Chromatin plays two essential, yet by their very nature mutually exclusive roles. On one hand, chromatin is responsible for the extreme degree of DNA compaction that allows the eukaryotic genome to fit into the confines of the nucleus. On the other hand, it must permit the local unraveling of DNA to grant access of the cellular machinery to the genome. Activities that mediate the interconversion between various levels of compacted chromatin states are key regulators of all processes requiring access to genomic DNA. Mechanistic and structural insight into these biologically relevant processes is limited. Here, the role of the nucleosome assembly protein 1 (NAP1) family of histone chaperones in maintaining and modulating chromatin structure and fluidity will be investigated.

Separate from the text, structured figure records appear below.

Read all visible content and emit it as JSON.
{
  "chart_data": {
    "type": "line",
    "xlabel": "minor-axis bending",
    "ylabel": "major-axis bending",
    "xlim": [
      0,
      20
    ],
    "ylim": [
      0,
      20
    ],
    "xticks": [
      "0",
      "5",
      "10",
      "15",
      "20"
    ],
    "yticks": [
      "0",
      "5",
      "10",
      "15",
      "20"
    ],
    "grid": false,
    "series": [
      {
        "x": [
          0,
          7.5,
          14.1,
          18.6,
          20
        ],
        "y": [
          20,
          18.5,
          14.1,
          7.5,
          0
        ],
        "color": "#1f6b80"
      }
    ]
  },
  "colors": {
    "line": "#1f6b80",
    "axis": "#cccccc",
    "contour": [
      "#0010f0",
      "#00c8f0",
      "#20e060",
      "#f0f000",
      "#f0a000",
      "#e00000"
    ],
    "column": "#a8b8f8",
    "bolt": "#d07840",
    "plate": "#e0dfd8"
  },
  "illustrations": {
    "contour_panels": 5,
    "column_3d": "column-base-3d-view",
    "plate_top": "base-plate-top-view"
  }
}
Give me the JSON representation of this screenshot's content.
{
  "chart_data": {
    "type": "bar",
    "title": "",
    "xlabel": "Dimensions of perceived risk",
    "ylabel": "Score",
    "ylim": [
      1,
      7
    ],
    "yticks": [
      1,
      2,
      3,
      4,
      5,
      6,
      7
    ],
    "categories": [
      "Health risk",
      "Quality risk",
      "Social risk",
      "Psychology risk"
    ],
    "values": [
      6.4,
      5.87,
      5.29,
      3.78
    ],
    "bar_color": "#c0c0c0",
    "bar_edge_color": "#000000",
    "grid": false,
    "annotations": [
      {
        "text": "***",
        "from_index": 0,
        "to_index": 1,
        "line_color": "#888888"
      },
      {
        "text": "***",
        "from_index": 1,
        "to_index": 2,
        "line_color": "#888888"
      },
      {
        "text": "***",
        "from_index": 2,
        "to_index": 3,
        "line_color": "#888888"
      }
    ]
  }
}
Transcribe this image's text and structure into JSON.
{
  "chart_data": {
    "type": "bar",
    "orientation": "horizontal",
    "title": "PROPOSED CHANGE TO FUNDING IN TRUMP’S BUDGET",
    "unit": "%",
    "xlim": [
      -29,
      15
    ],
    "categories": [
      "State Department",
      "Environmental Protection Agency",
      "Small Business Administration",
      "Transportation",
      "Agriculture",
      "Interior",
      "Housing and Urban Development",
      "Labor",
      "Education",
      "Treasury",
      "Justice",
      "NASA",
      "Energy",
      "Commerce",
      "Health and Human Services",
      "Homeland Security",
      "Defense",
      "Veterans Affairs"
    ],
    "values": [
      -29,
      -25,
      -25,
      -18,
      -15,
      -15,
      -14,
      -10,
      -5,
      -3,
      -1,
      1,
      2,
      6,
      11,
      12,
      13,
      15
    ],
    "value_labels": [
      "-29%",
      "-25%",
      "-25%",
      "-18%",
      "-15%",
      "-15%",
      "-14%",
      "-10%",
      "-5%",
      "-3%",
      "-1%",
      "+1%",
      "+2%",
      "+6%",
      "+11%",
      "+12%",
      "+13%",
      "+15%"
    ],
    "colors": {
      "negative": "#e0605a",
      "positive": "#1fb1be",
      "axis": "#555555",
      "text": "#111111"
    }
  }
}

Aims 1 and 2 address the structural and molecular basis for chaperone interaction with histones, using x-ray diffraction as well as biochemical and in vivo approaches. The mechanism and biological role of NAP1-mediated histone removal and histone exchange will be studied by rigorous kinetic analysis combined with in vivo examination of chromatin structure (aim 3). Finally, the novel hypothesis that a posttranslational modification regulates NAP1 activity in metazoans will be put to test in aim 4. The strength of this proposal lies in a combination of a broad spectrum of structural, biophysical, biochemical and genetic approaches to address the highly significant question of how compacted DNA is made available to the cellular machinery.
The molecular mechanism and biological relevance of histone chaperone-mediated chromatin structure modulation will be investigated, using a combination of structural, biophysical, and genetic approaches.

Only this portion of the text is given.